A ground lease is a long-term agreement where a landowner rents the land itself to a tenant, who then has the right to construct and own buildings on that land during the lease period. When the lease expires, ownership of the improvements typically transfers to the landowner. The tenant pays rent on the land but owns everything built on it.
Holland & Knight, a law firm specializing in real estate transactions, notes that ground leases typically run between 50 and 99 years, long enough for tenants to recoup the cost of construction. They are structured as triple net leases, meaning tenants pay property taxes, insurance, and maintenance in addition to rent.
In a standard commercial lease, you rent both the building and the land. The landlord owns everything and you occupy it. In a ground lease, you rent only the dirt. You build your own building, own it during the lease, and pay rent to the landowner below you.
Think of it like renting the plot in a trailer park: you own your home on the land, but you pay monthly rent for the ground it sits on.
This structure allows tenants to access prime locations without the capital outlay of buying the land. McDonald's and Macy's both operate many locations on ground-leased land. American Tower, which owns approximately 42,000 cell tower sites, holds about 90% of those sites under ground leases rather than through outright land ownership.
Ground leases divide into two structural categories based on what happens if the tenant encounters financial difficulty.
Ground leases serve landowners well in several situations. A church, university, or family trust that cannot legally sell the land, or does not want to, can still generate income through long-term lease payments. Avoiding a sale also means avoiding the recognition of capital gains on appreciated land.
USQ, a ground lease investment platform, highlights the escalation clauses built into most ground leases. These allow the landlord to increase rent periodically, keeping income in line with inflation and property value appreciation over the lease's multi-decade term.
At lease expiration, the landowner also receives a functioning building, which typically enhances the land's value beyond what it carried before development.
For the tenant, the appeal is capital efficiency. Acquiring a prime urban site often costs tens of millions of dollars. A ground lease allows you to develop and operate on that land by paying rent instead. You preserve capital for the building itself, the business, or other investments.
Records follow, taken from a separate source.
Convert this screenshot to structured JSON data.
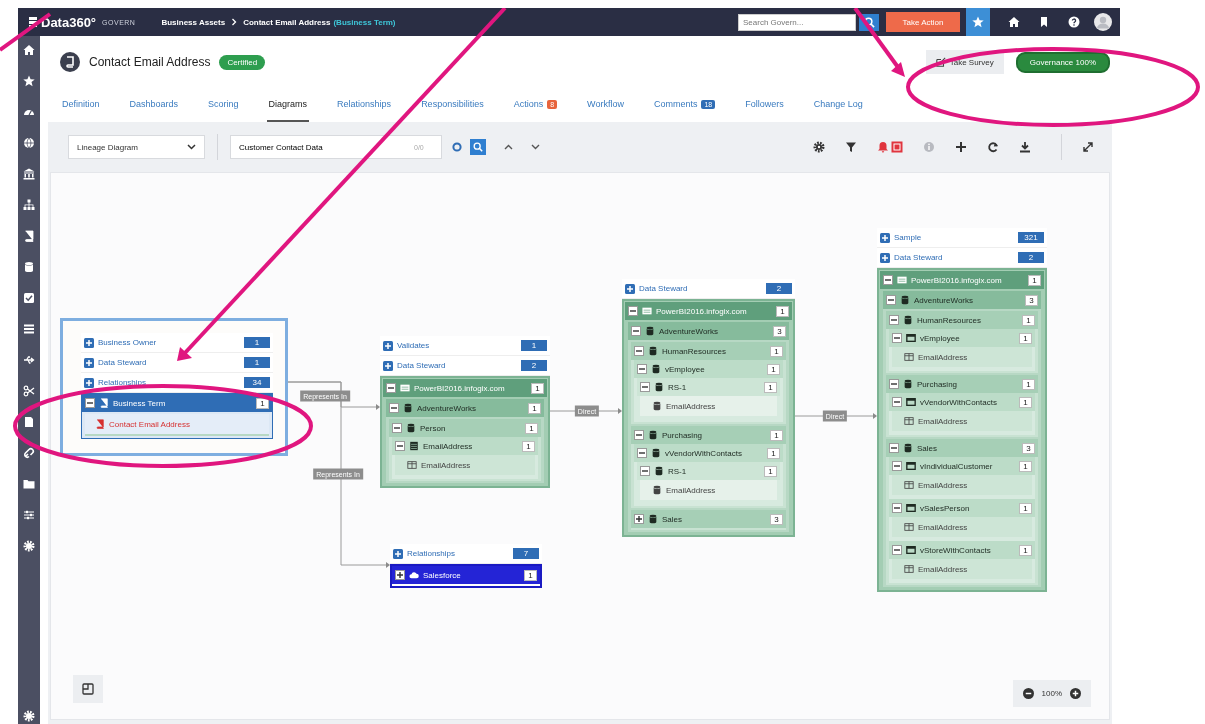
{
  "topbar": {
    "logo": "Data360°",
    "product": "GOVERN",
    "breadcrumb": [
      {
        "label": "Business Assets"
      },
      {
        "label": "Contact Email Address",
        "suffix": "(Business Term)"
      }
    ],
    "search": {
      "placeholder": "Search Govern..."
    },
    "action_button": "Take Action"
  },
  "header": {
    "title": "Contact Email Address",
    "status": "Certified",
    "survey_button": "Take Survey",
    "governance": "Governance 100%"
  },
  "tabs": [
    {
      "label": "Definition",
      "selected": false
    },
    {
      "label": "Dashboards",
      "selected": false
    },
    {
      "label": "Scoring",
      "selected": false
    },
    {
      "label": "Diagrams",
      "selected": true
    },
    {
      "label": "Relationships",
      "selected": false
    },
    {
      "label": "Responsibilities",
      "selected": false
    },
    {
      "label": "Actions",
      "selected": false,
      "badge": {
        "text": "8",
        "color": "#e8643c"
      }
    },
    {
      "label": "Workflow",
      "selected": false
    },
    {
      "label": "Comments",
      "selected": false,
      "badge": {
        "text": "18",
        "color": "#2f6db5"
      }
    },
    {
      "label": "Followers",
      "selected": false
    },
    {
      "label": "Change Log",
      "selected": false
    }
  ],
  "toolbar": {
    "diagram_type": "Lineage Diagram",
    "search_value": "Customer Contact Data",
    "match_count": "0/0"
  },
  "nodes": [
    {
      "selected": true,
      "links": [
        {
          "label": "Business Owner",
          "count": "1"
        },
        {
          "label": "Data Steward",
          "count": "1"
        },
        {
          "label": "Relationships",
          "count": "34"
        }
      ],
      "tree": [
        {
          "kind": "term",
          "label": "Business Term",
          "count": "1",
          "expanded": true,
          "children": [
            {
              "kind": "term-item",
              "label": "Contact Email Address"
            }
          ]
        }
      ]
    },
    {
      "selected": false,
      "links": [
        {
          "label": "Validates",
          "count": "1"
        },
        {
          "label": "Data Steward",
          "count": "2"
        }
      ],
      "tree": [
        {
          "kind": "server",
          "label": "PowerBI2016.infogix.com",
          "count": "1",
          "expanded": true,
          "children": [
            {
              "kind": "database",
              "label": "AdventureWorks",
              "count": "1",
              "expanded": true,
              "children": [
                {
                  "kind": "schema",
                  "label": "Person",
                  "count": "1",
                  "expanded": true,
                  "children": [
                    {
                      "kind": "table",
                      "label": "EmailAddress",
                      "count": "1",
                      "expanded": true,
                      "children": [
                        {
                          "kind": "column",
                          "label": "EmailAddress"
                        }
                      ]
                    }
                  ]
                }
              ]
            }
          ]
        }
      ]
    },
    {
      "selected": false,
      "links": [
        {
          "label": "Relationships",
          "count": "7"
        }
      ],
      "tree": [
        {
          "kind": "system",
          "label": "Salesforce",
          "count": "1",
          "expanded": false
        }
      ]
    },
    {
      "selected": false,
      "links": [
        {
          "label": "Data Steward",
          "count": "2"
        }
      ],
      "tree": [
        {
          "kind": "server",
          "label": "PowerBI2016.infogix.com",
          "count": "1",
          "expanded": true,
          "children": [
            {
              "kind": "database",
              "label": "AdventureWorks",
              "count": "3",
              "expanded": true,
              "children": [
                {
                  "kind": "schema",
                  "label": "HumanResources",
                  "count": "1",
                  "expanded": true,
                  "children": [
                    {
                      "kind": "schema",
                      "label": "vEmployee",
                      "count": "1",
                      "expanded": true,
                      "children": [
                        {
                          "kind": "schema",
                          "label": "RS-1",
                          "count": "1",
                          "expanded": true,
                          "children": [
                            {
                              "kind": "field",
                              "label": "EmailAddress"
                            }
                          ]
                        }
                      ]
                    }
                  ]
                },
                {
                  "kind": "schema",
                  "label": "Purchasing",
                  "count": "1",
                  "expanded": true,
                  "children": [
                    {
                      "kind": "schema",
                      "label": "vVendorWithContacts",
                      "count": "1",
                      "expanded": true,
                      "children": [
                        {
                          "kind": "schema",
                          "label": "RS-1",
                          "count": "1",
                          "expanded": true,
                          "children": [
                            {
                              "kind": "field",
                              "label": "EmailAddress"
                            }
                          ]
                        }
                      ]
                    }
                  ]
                },
                {
                  "kind": "schema",
                  "label": "Sales",
                  "count": "3",
                  "expanded": false
                }
              ]
            }
          ]
        }
      ]
    },
    {
      "selected": false,
      "links": [
        {
          "label": "Sample",
          "count": "321"
        },
        {
          "label": "Data Steward",
          "count": "2"
        }
      ],
      "tree": [
        {
          "kind": "server",
          "label": "PowerBI2016.infogix.com",
          "count": "1",
          "expanded": true,
          "children": [
            {
              "kind": "database",
              "label": "AdventureWorks",
              "count": "3",
              "expanded": true,
              "children": [
                {
                  "kind": "schema",
                  "label": "HumanResources",
                  "count": "1",
                  "expanded": true,
                  "children": [
                    {
                      "kind": "view",
                      "label": "vEmployee",
                      "count": "1",
                      "expanded": true,
                      "children": [
                        {
                          "kind": "column",
                          "label": "EmailAddress"
                        }
                      ]
                    }
                  ]
                },
                {
                  "kind": "schema",
                  "label": "Purchasing",
                  "count": "1",
                  "expanded": true,
                  "children": [
                    {
                      "kind": "view",
                      "label": "vVendorWithContacts",
                      "count": "1",
                      "expanded": true,
                      "children": [
                        {
                          "kind": "column",
                          "label": "EmailAddress"
                        }
                      ]
                    }
                  ]
                },
                {
                  "kind": "schema",
                  "label": "Sales",
                  "count": "3",
                  "expanded": true,
                  "children": [
                    {
                      "kind": "view",
                      "label": "vIndividualCustomer",
                      "count": "1",
                      "expanded": true,
                      "children": [
                        {
                          "kind": "column",
                          "label": "EmailAddress"
                        }
                      ]
                    },
                    {
                      "kind": "view",
                      "label": "vSalesPerson",
                      "count": "1",
                      "expanded": true,
                      "children": [
                        {
                          "kind": "column",
                          "label": "EmailAddress"
                        }
                      ]
                    },
                    {
                      "kind": "view",
                      "label": "vStoreWithContacts",
                      "count": "1",
                      "expanded": true,
                      "children": [
                        {
                          "kind": "column",
                          "label": "EmailAddress"
                        }
                      ]
                    }
                  ]
                }
              ]
            }
          ]
        }
      ]
    }
  ],
  "edges": [
    {
      "label": "Represents In"
    },
    {
      "label": "Represents In"
    },
    {
      "label": "Direct"
    },
    {
      "label": "Direct"
    }
  ],
  "zoom": "100%",
  "annotations": [
    {
      "kind": "line"
    },
    {
      "kind": "arrow"
    },
    {
      "kind": "arrow"
    },
    {
      "kind": "ellipse"
    },
    {
      "kind": "ellipse"
    }
  ]
}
The National Association of Realtors notes that ground leases are sometimes the only way to access extremely valuable locations, particularly in cities like New York where major landowners are institutions prohibited from selling.
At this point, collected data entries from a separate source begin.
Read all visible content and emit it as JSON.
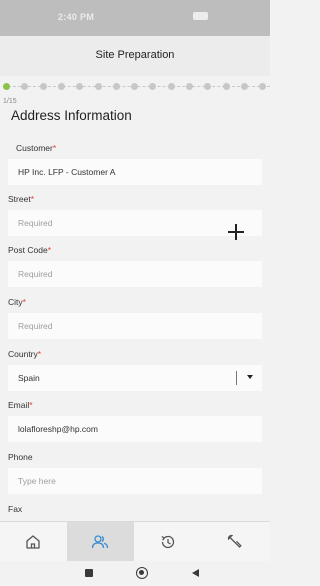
{
  "status_bar": {
    "time": "2:40 PM",
    "icons": [
      "notification-icons",
      "signal-icon",
      "wifi-icon",
      "battery-icon"
    ]
  },
  "header": {
    "title": "Site Preparation"
  },
  "stepper": {
    "total_steps": 15,
    "current_step": 1
  },
  "page_indicator": "1/15",
  "section_title": "Address Information",
  "fields": {
    "customer": {
      "label": "Customer",
      "required_mark": "*",
      "value": "HP Inc. LFP - Customer A"
    },
    "street": {
      "label": "Street",
      "required_mark": "*",
      "placeholder": "Required"
    },
    "post_code": {
      "label": "Post Code",
      "required_mark": "*",
      "placeholder": "Required"
    },
    "city": {
      "label": "City",
      "required_mark": "*",
      "placeholder": "Required"
    },
    "country": {
      "label": "Country",
      "required_mark": "*",
      "value": "Spain"
    },
    "email": {
      "label": "Email",
      "required_mark": "*",
      "value": "lolafloreshp@hp.com"
    },
    "phone": {
      "label": "Phone",
      "placeholder": "Type here"
    },
    "fax": {
      "label": "Fax"
    }
  },
  "tab_bar": {
    "items": [
      "home-icon",
      "people-icon",
      "history-icon",
      "wrench-icon"
    ],
    "active": "people-icon",
    "active_color": "#3b8bd1"
  },
  "colors": {
    "required": "#e53935",
    "step_active": "#8bc34a",
    "step_inactive": "#c7c7c7"
  }
}
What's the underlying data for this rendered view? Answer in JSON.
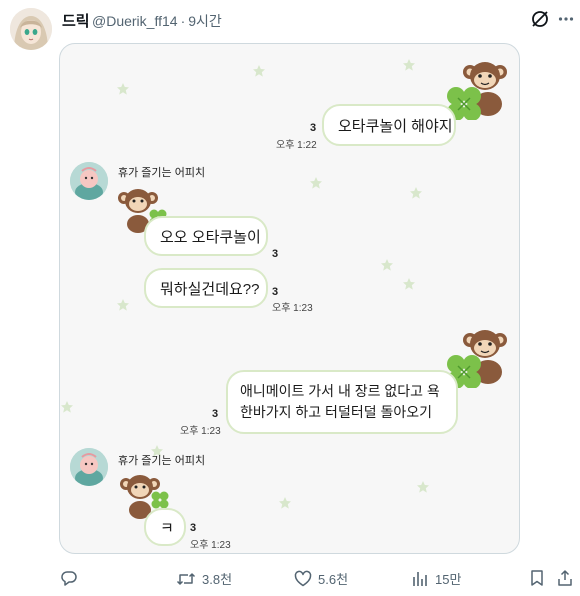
{
  "post": {
    "author_name": "드릭",
    "handle": "@Duerik_ff14",
    "separator": "·",
    "time_ago": "9시간"
  },
  "chat": {
    "sender_name": "휴가 즐기는 어피치",
    "messages": [
      {
        "side": "right",
        "text": "오타쿠놀이 해야지",
        "read": "3",
        "time": "오후 1:22"
      },
      {
        "side": "left",
        "text": "오오 오타쿠놀이",
        "read": "3",
        "time": ""
      },
      {
        "side": "left",
        "text": "뭐하실건데요??",
        "read": "3",
        "time": "오후 1:23"
      },
      {
        "side": "right",
        "line1": "애니메이트 가서 내 장르 없다고 욕",
        "line2": "한바가지 하고 터덜터덜 돌아오기",
        "read": "3",
        "time": "오후 1:23"
      },
      {
        "side": "left",
        "text": "ㅋ",
        "read": "3",
        "time": "오후 1:23"
      }
    ]
  },
  "actions": {
    "reply_count": "",
    "retweet_count": "3.8천",
    "like_count": "5.6천",
    "view_count": "15만"
  },
  "colors": {
    "bubble_border": "#d9e9c7",
    "clover": "#7cc14a",
    "monkey_brown": "#8a5a3c"
  }
}
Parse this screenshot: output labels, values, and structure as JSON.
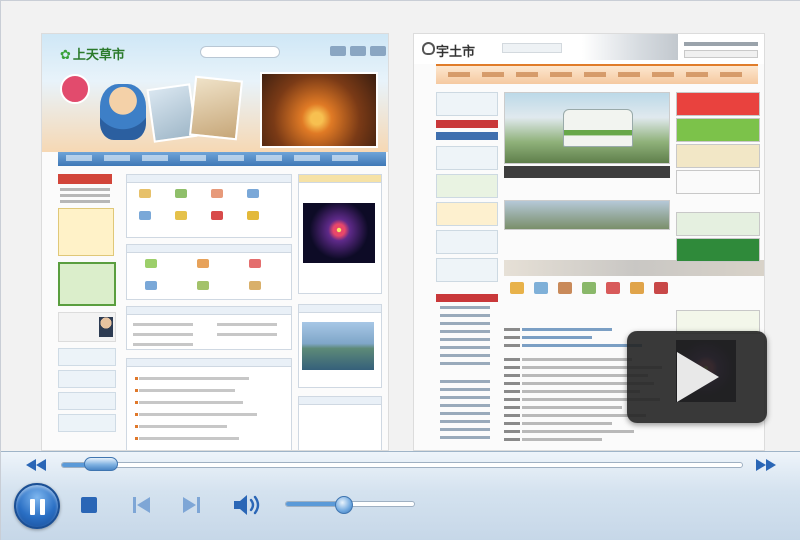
{
  "player": {
    "left_site": {
      "logo_text": "上天草市"
    },
    "right_site": {
      "logo_text": "宇土市"
    },
    "seek": {
      "progress": 0.04
    },
    "volume": {
      "level": 0.45
    },
    "state": "playing",
    "icons": {
      "big_play": "play-icon",
      "rewind": "rewind-icon",
      "fast_forward": "fast-forward-icon",
      "pause": "pause-icon",
      "stop": "stop-icon",
      "previous": "previous-track-icon",
      "next": "next-track-icon",
      "volume": "speaker-icon"
    },
    "colors": {
      "accent": "#2a6fc4",
      "control_bar": "#d4e2ef",
      "overlay": "#242424"
    }
  }
}
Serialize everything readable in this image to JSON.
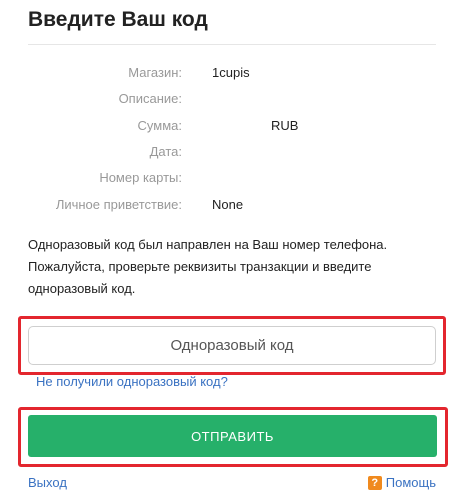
{
  "page": {
    "title": "Введите Ваш код"
  },
  "details": [
    {
      "label": "Магазин:",
      "value": "1cupis"
    },
    {
      "label": "Описание:",
      "value": ""
    },
    {
      "label": "Сумма:",
      "value": "RUB"
    },
    {
      "label": "Дата:",
      "value": ""
    },
    {
      "label": "Номер карты:",
      "value": ""
    },
    {
      "label": "Личное приветствие:",
      "value": "None"
    }
  ],
  "info": {
    "text": "Одноразовый код был направлен на Ваш номер телефона. Пожалуйста, проверьте реквизиты транзакции и введите одноразовый код."
  },
  "form": {
    "otp_placeholder": "Одноразовый код",
    "resend_link": "Не получили одноразовый код?",
    "submit_label": "ОТПРАВИТЬ"
  },
  "footer": {
    "exit_link": "Выход",
    "help_icon_glyph": "?",
    "help_link": "Помощь"
  },
  "colors": {
    "submit_green": "#26b06a",
    "highlight_red": "#e3262e",
    "link_blue": "#3a72c2",
    "help_orange": "#f08a1e"
  }
}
The Motley Fool notes that ground lease terms for companies like American Tower typically include renewal options, which is why American Tower systematically renews or buys out its ground leases rather than letting them expire.
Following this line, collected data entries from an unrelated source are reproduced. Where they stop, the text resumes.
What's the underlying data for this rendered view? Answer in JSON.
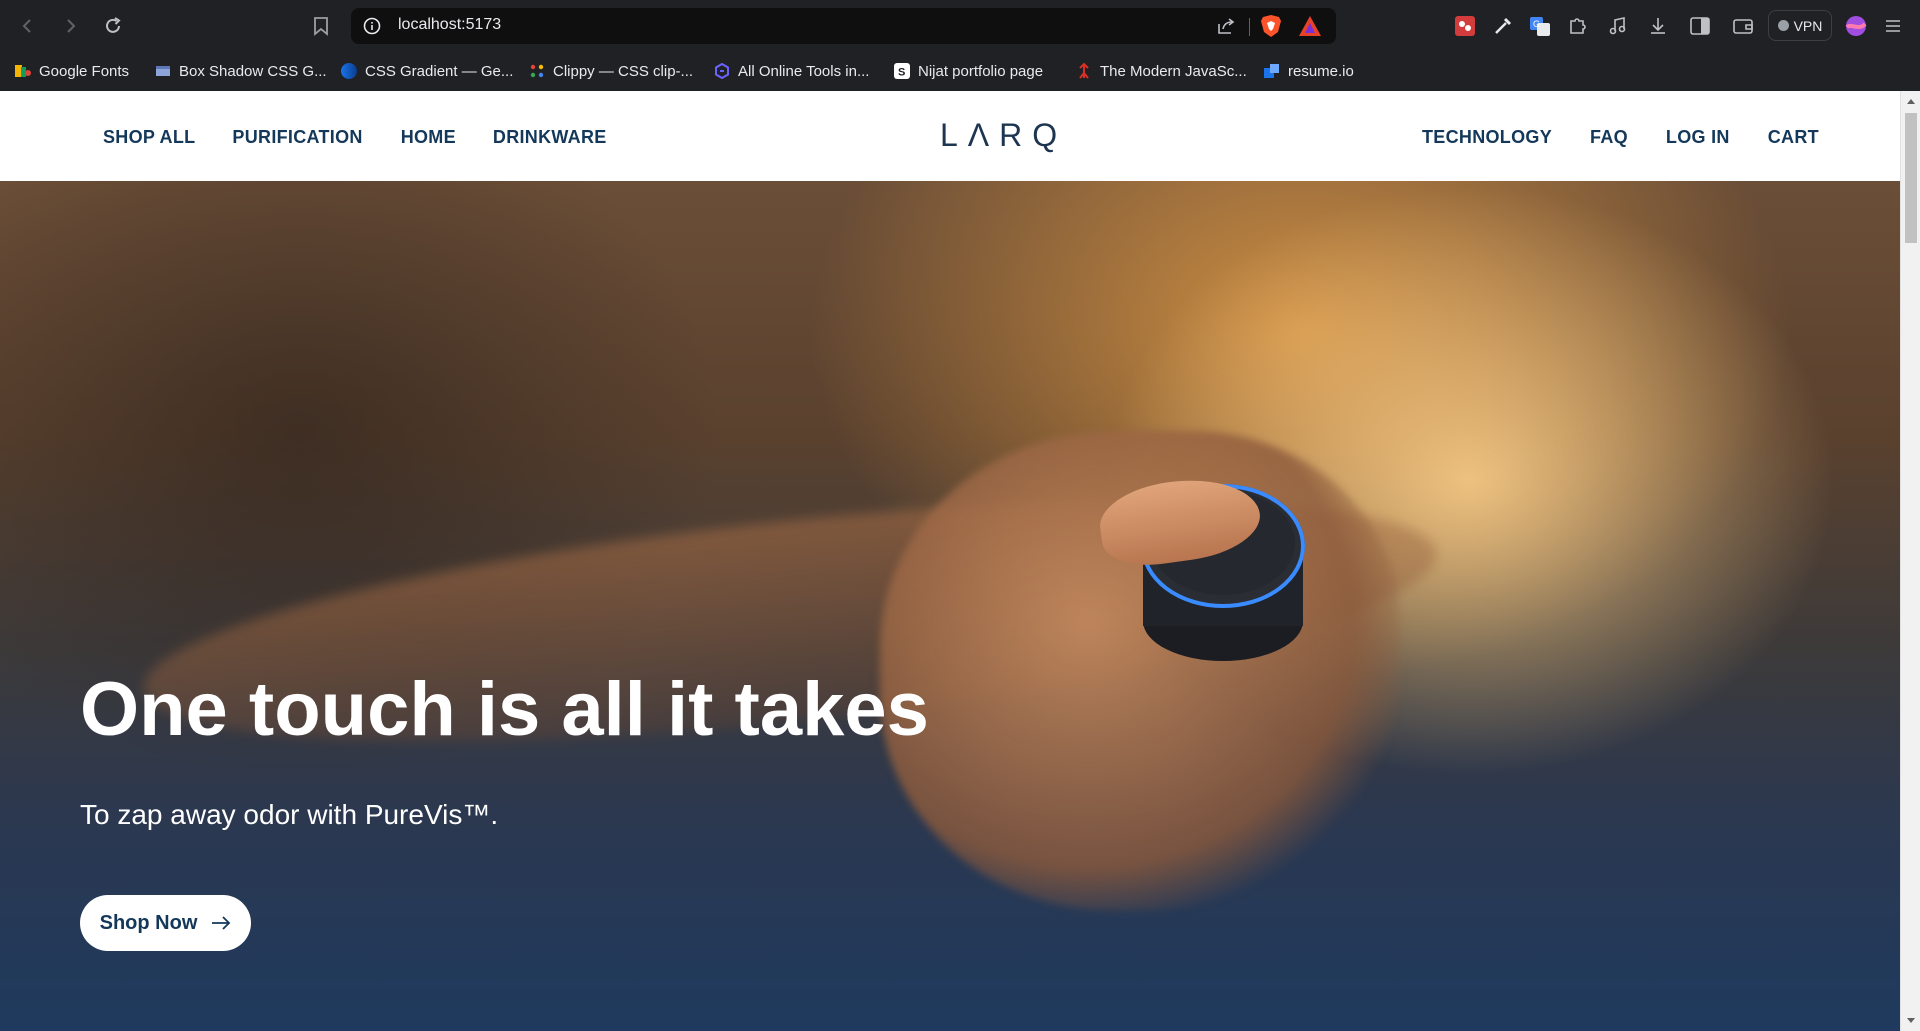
{
  "browser": {
    "url": "localhost:5173",
    "vpn_label": "VPN",
    "bookmarks": [
      {
        "label": "Google Fonts",
        "icon": "google-fonts-icon"
      },
      {
        "label": "Box Shadow CSS G...",
        "icon": "box-shadow-icon"
      },
      {
        "label": "CSS Gradient — Ge...",
        "icon": "css-gradient-icon"
      },
      {
        "label": "Clippy — CSS clip-...",
        "icon": "clippy-icon"
      },
      {
        "label": "All Online Tools in...",
        "icon": "online-tools-icon"
      },
      {
        "label": "Nijat portfolio page",
        "icon": "portfolio-icon"
      },
      {
        "label": "The Modern JavaSc...",
        "icon": "javascript-info-icon"
      },
      {
        "label": "resume.io",
        "icon": "resume-icon"
      }
    ]
  },
  "site": {
    "logo": "LΛRQ",
    "nav_left": [
      "SHOP ALL",
      "PURIFICATION",
      "HOME",
      "DRINKWARE"
    ],
    "nav_right": [
      "TECHNOLOGY",
      "FAQ",
      "LOG IN",
      "CART"
    ]
  },
  "hero": {
    "title": "One touch is all it takes",
    "subtitle": "To zap away odor with PureVis™.",
    "cta": "Shop Now",
    "cta_icon": "arrow-right-icon"
  },
  "colors": {
    "nav_text": "#14385a",
    "browser_bg": "#202124",
    "device_ring": "#3a8bff"
  }
}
Ground leases have a built-in structural risk that worsens over time. As the remaining lease term shortens below 30 to 40 years, lenders become reluctant to finance the leasehold interest. Buyers discount the value heavily because they know the building reverts to the landowner at expiration.
Modern ground leases address this by including evergreen extension options that allow the tenant to reset the remaining term periodically. USQ's ground lease structure allows partners to continuously reset to a 99-year term, preventing the value erosion that affects traditional non-extensible leases.